For it all, neither keeper really had a save to make second half. It was standard Championship fare, between two very Championship teams, neither manager apparently with the wherewithal to change things significantly from the bench.
Match Gallery: 16 photos
That’s worse news for Forest, who were the home team, who aspire to promotion, and who’ve signed three quarter of a million footballers over the last couple of seasons but still apparently lack anything to change a game beyond Grabban and Lolley, bar tiny bits of cameo for Carvalho. For QPR this was a good result, achieved in unusually solid and pragmatic manner in a season in which only Luton Town have conceded more goals. The return of Yoann Barbet has made a difference, but so to – as Jimmy Floyd Hasselbaink, Ian Holloway and Steve McClaren all quickly found, often to much outcry from supporters – has parking two auxiliary extra centre backs in deep lying midfield positions in front of the back four.
Two home games to come this week will do much to set the tone for the remainder of the season, but there’s little to be afraid of in Derby and Birmingham. Nor, really, as it turns out, should we have been so scared about coming to Nottingham Forest.
Forest: Samba 6; Cash 7, Figueiredo 6, Worrall 6, Ribeiro 7; Watson 6, Silva 6 (Carvalho 78, -); Lolley 6, Ameobi 7 (Yates 60, 5), Diakhaby 6 (Mighten 71, 6); Grabban 5
Subs not used: Jenkinson, Dawson, Walker, Muric
Bookings: Diakhaby 54 (foul),
QPR: Kelly 7; Rangel 7, Hall 6, Barbet 7, Manning 7; Cameron 6, Ball 7; Osayi-Samuel 6, Eze 6 (Amos 88, -), Pugh 7 (Chair 76, 6); Hugill 6
Subs not used: Lumley, Kane, Masterson, Clarke, Oteh
Bookings: Rangel 63 (foul), Hugill 76 (foul), Osayi-Samuel 90 (delaying restart)
QPR Star Man – Angel Rangel 7 I was going to give this to Manning, who kept a difficult flank of Joe Lolley and Matty Cash under control, ably assisted by Marc Pugh who’s played quite well the last couple of games.
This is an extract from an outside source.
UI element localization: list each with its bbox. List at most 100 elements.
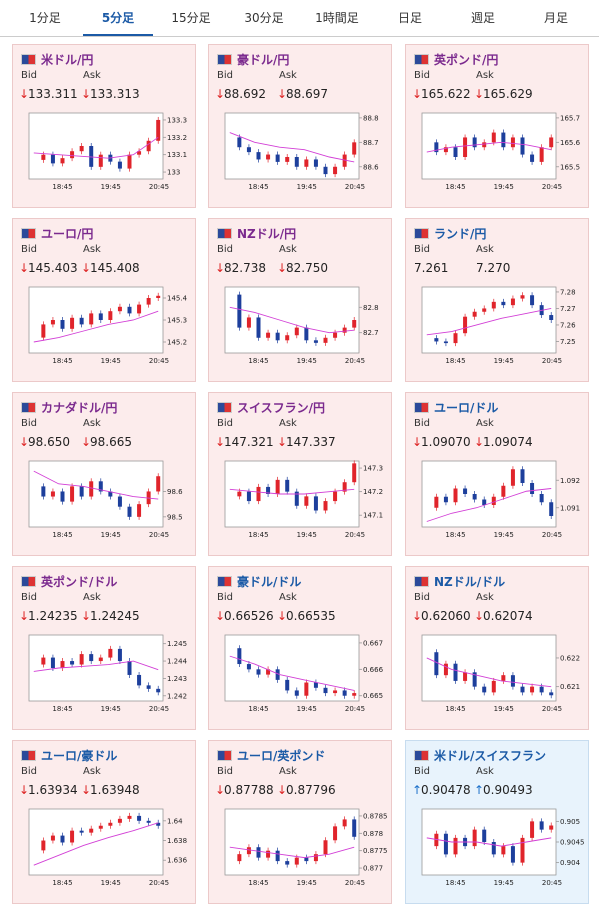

But I’m a bit of a Manning fan boy, and wary of my bias getting the better of me, so I look to the other side where the recent upturn in defensive performances has coincided with the return of Rangel, very steady and experienced here with two goal line clearances in the second half thrown in for good measure. Can he do two games in four days though?
Referee – Robert Jones (Merseyside) 7 One or two quibbles and niggles – letting people take free kicks from wherever they pleased, not booking Dom Ball when by our count he was on the thick end of half a dozen fouls by the end of the game – but the big decision in the game was judged correctly, bravely, and overall he was pretty decent.
Attendance – 28,750 (1,459 QPR) For all the grandstanding about “another sell out at The City Ground” and the giant flag parade that greeted the two teams at the start, the atmosphere seemed to die away awfully quickly once the game had got started and, considering Forest are still well in the promotion hunt as the season rounds its final bend, the home crowd were very quick to start getting on the back of their own team when things didn’t immediately go swimmingly for them. All of which, naturally, played into QPR’s hands.